Tui Group has reported a €144 million impact on its Q3 earnings from the grounding of the Boeing 737 Max aircraft and expects a €300 million cost for the full financial year.
Underlying Ebit (earnings before interest and taxation) was reported at €100.9 million for the quarter, versus €186.8 million in the same period last year.
However, group turnover for period was up by 3.7% on last year to €4.75 billion.
Tui said “efficiency enhancement and cost reduction” in its tour operators would be “accelerated”.
Chief executive Fritz Joussen said: “Despite the challenging environment in 2019 to date, our underlying business remains robust, and we expect to deliver a solid performance in 2019, which, however, will not match the prior year’s result as expected due to the grounding of the 737 Max.
“Hotels & Resorts will benefit from our diversified portfolio and Cruises will deliver strong growth.
“We have significantly reduced our dependence on traditional tour operators over the past five years.
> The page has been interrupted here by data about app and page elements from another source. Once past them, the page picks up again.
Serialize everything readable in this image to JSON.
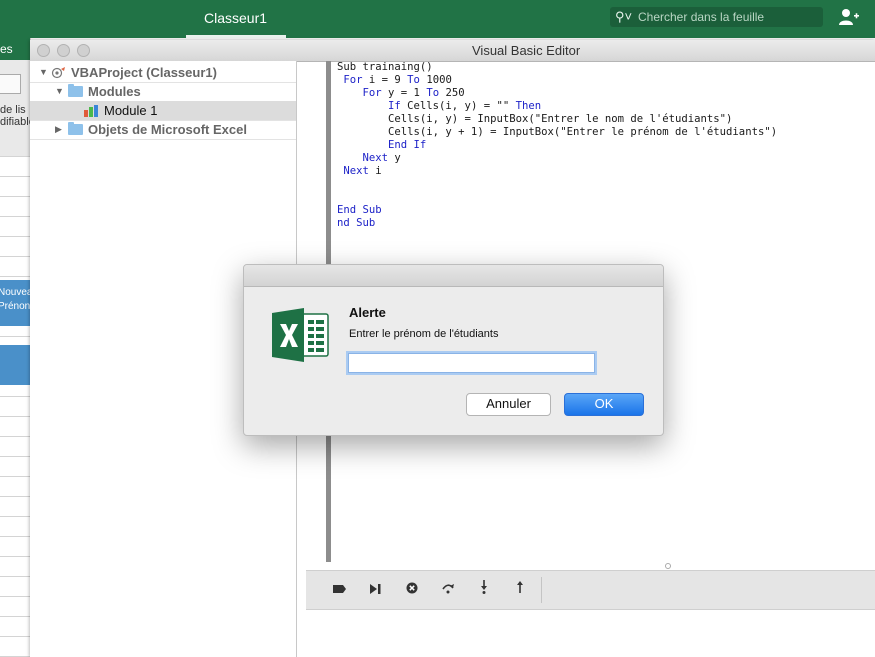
{
  "excel": {
    "title": "Classeur1",
    "search_placeholder": "Chercher dans la feuille",
    "ribbon_fragment": "es",
    "desc_line1": "de lis",
    "desc_line2": "difiable",
    "blue_line1": "Nouvea",
    "blue_line2": "Prénon"
  },
  "vbe": {
    "title": "Visual Basic Editor",
    "tree": {
      "project": "VBAProject (Classeur1)",
      "modules": "Modules",
      "module1": "Module 1",
      "objects": "Objets de Microsoft Excel"
    },
    "code": {
      "l1": "Sub trainaing()",
      "l2_a": " For",
      "l2_b": " i = 9 ",
      "l2_c": "To",
      "l2_d": " 1000",
      "l3_a": "    For",
      "l3_b": " y = 1 ",
      "l3_c": "To",
      "l3_d": " 250",
      "l4_a": "        If",
      "l4_b": " Cells(i, y) = \"\" ",
      "l4_c": "Then",
      "l5": "        Cells(i, y) = InputBox(\"Entrer le nom de l'étudiants\")",
      "l6": "        Cells(i, y + 1) = InputBox(\"Entrer le prénom de l'étudiants\")",
      "l7": "        End If",
      "l8_a": "    Next",
      "l8_b": " y",
      "l9_a": " Next",
      "l9_b": " i",
      "l12": "End Sub",
      "l13": "nd Sub"
    }
  },
  "dialog": {
    "title": "Alerte",
    "message": "Entrer le prénom de l'étudiants",
    "input_value": "",
    "cancel_label": "Annuler",
    "ok_label": "OK"
  },
  "colors": {
    "excel_green": "#217346",
    "keyword_blue": "#1e23c8",
    "ok_blue": "#1a74e9"
  }
}
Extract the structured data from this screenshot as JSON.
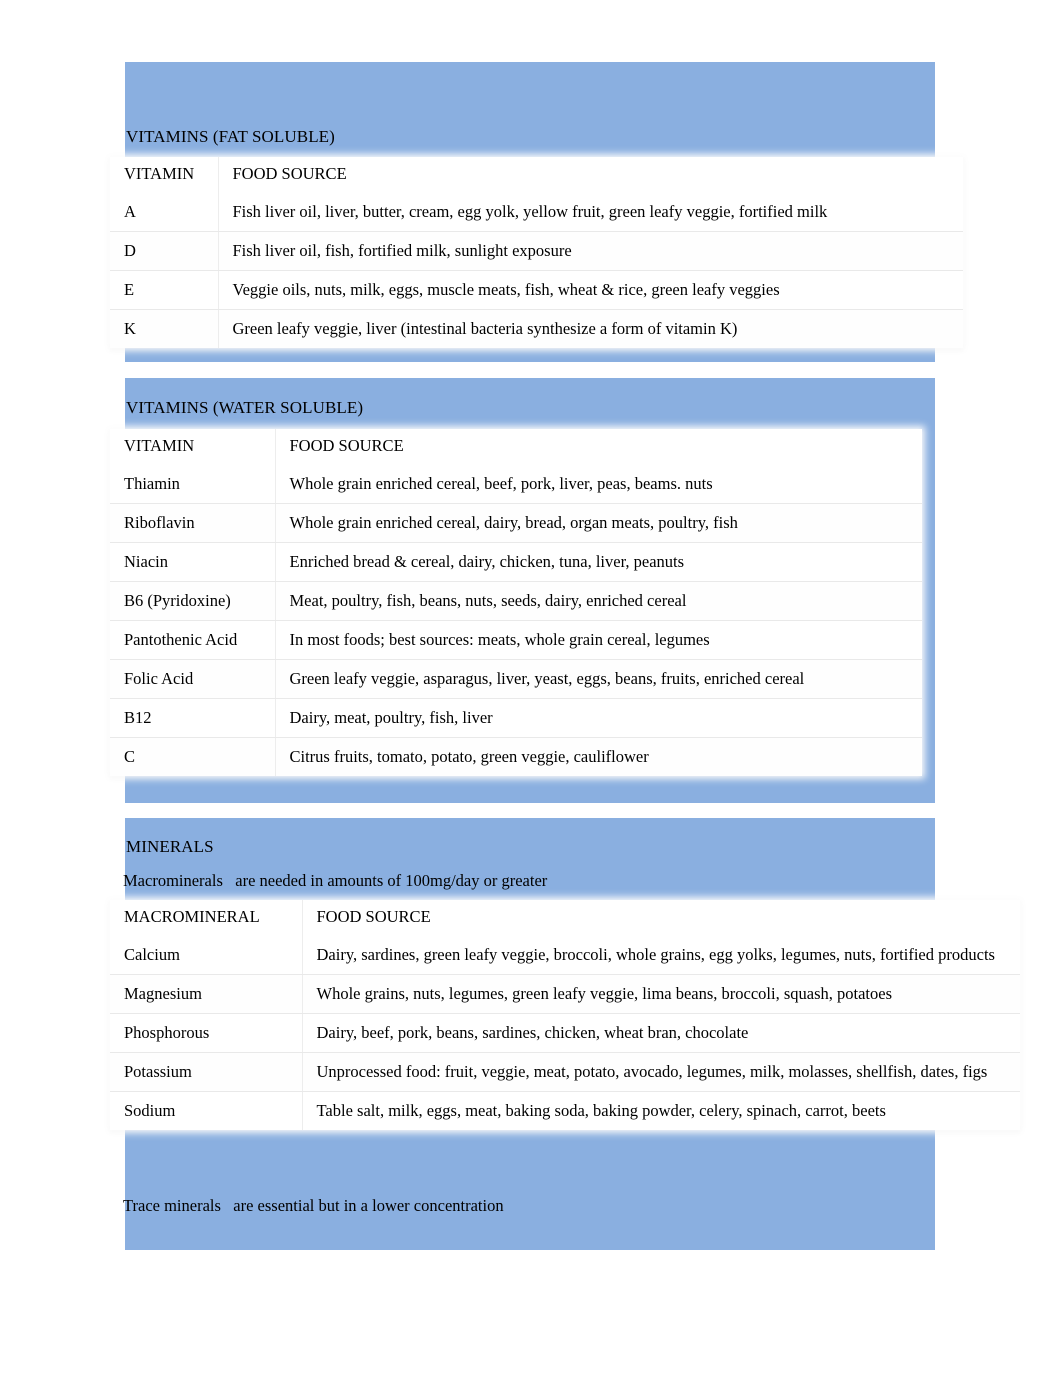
{
  "document": {
    "background_color": "#ffffff",
    "band_color": "#8AAFE0"
  },
  "sections": [
    {
      "id": "fat-soluble",
      "heading": "VITAMINS (FAT SOLUBLE)",
      "table": {
        "headers": [
          "VITAMIN",
          "FOOD SOURCE"
        ],
        "rows": [
          [
            "A",
            "Fish liver oil, liver, butter, cream, egg yolk, yellow fruit, green leafy veggie, fortified milk"
          ],
          [
            "D",
            "Fish liver oil, fish, fortified milk, sunlight exposure"
          ],
          [
            "E",
            "Veggie oils, nuts, milk, eggs, muscle meats, fish, wheat & rice, green leafy veggies"
          ],
          [
            "K",
            "Green leafy veggie, liver (intestinal bacteria synthesize a form of vitamin K)"
          ]
        ]
      }
    },
    {
      "id": "water-soluble",
      "heading": "VITAMINS (WATER SOLUBLE)",
      "table": {
        "headers": [
          "VITAMIN",
          "FOOD SOURCE"
        ],
        "rows": [
          [
            "Thiamin",
            "Whole grain enriched cereal, beef, pork, liver, peas, beams. nuts"
          ],
          [
            "Riboflavin",
            "Whole grain enriched cereal, dairy, bread, organ meats, poultry, fish"
          ],
          [
            "Niacin",
            "Enriched bread & cereal, dairy, chicken, tuna, liver, peanuts"
          ],
          [
            "B6 (Pyridoxine)",
            "Meat, poultry, fish, beans, nuts, seeds, dairy, enriched cereal"
          ],
          [
            "Pantothenic Acid",
            "In most foods; best sources: meats, whole grain cereal, legumes"
          ],
          [
            "Folic Acid",
            "Green leafy veggie, asparagus, liver, yeast, eggs, beans, fruits, enriched cereal"
          ],
          [
            "B12",
            "Dairy, meat, poultry, fish, liver"
          ],
          [
            "C",
            "Citrus fruits, tomato, potato, green veggie, cauliflower"
          ]
        ]
      }
    },
    {
      "id": "minerals",
      "heading": "MINERALS",
      "note_above": "Macrominerals   are needed in amounts of 100mg/day or greater",
      "note_below": "Trace minerals   are essential but in a lower concentration",
      "table": {
        "headers": [
          "MACROMINERAL",
          "FOOD SOURCE"
        ],
        "rows": [
          [
            "Calcium",
            "Dairy, sardines, green leafy veggie, broccoli, whole grains, egg yolks, legumes, nuts, fortified products"
          ],
          [
            "Magnesium",
            "Whole grains, nuts, legumes, green leafy veggie, lima beans, broccoli, squash, potatoes"
          ],
          [
            "Phosphorous",
            "Dairy, beef, pork, beans, sardines, chicken, wheat bran, chocolate"
          ],
          [
            "Potassium",
            "Unprocessed food: fruit, veggie, meat, potato, avocado, legumes, milk, molasses, shellfish, dates, figs"
          ],
          [
            "Sodium",
            "Table salt, milk, eggs, meat, baking soda, baking powder, celery, spinach, carrot, beets"
          ]
        ]
      }
    }
  ]
}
The transformation of our group will continue.
“The tour operator businesses in our European markets will be brought together faster and more effectively.
“We are consistently pursuing our digital transformation to develop Tui into a global platform organisation.”
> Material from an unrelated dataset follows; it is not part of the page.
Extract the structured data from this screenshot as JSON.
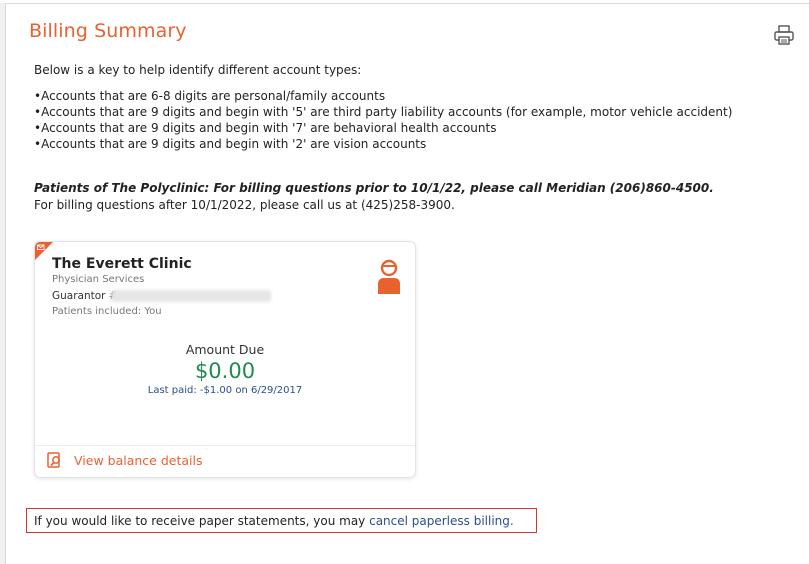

Tui’s Holiday Experiences segment, comprising Hotels & Resorts, Cruises and Destination Experiences, delivered an increase in underlying Ebita of 16.7% to €208.3 million in the period under review. However, for the Northern Region, which includes the UK, the result for Holiday Experiences was -€58.6 million.
The company said “as expected” the Markets & Airlines business performance was “significantly impacted” by the 737 Max aircraft grounding, ongoing since March, as Tui launched a number of measures including the securing of replacement aircraft capacity for the grounded aircraft until the end of the summer season.
Total costs related to the grounding will be approximately up to €300 million in the full financial year 2019.
Tui added it saw delayed customer bookings driven by the summer 2018 heatwave, the continued Brexit uncertainty and considerable aviation overcapacity to Spanish destinations continued in the third quarter.
In the period under review, underlying Ebita for Markets & Airlines amounted to €-103.9 million, down on the positive prior-year comparative.
Elsewhere Tui Group reported bookings for the summer 2019 down 1% year-on-year, improving from the booking performance delivered in the first half of 2019 (-3%).
The company added for Q3 average prices were up by 1% and “we expect the recent positive trend to continue as we lap the extended heatwave in the prior year”.
The group has reiterated its guidance for the full year 2019, predicting underlying Ebita down approximately 26% compared with the rebased underlying Ebita for financial year 2018 of €1.2 billion.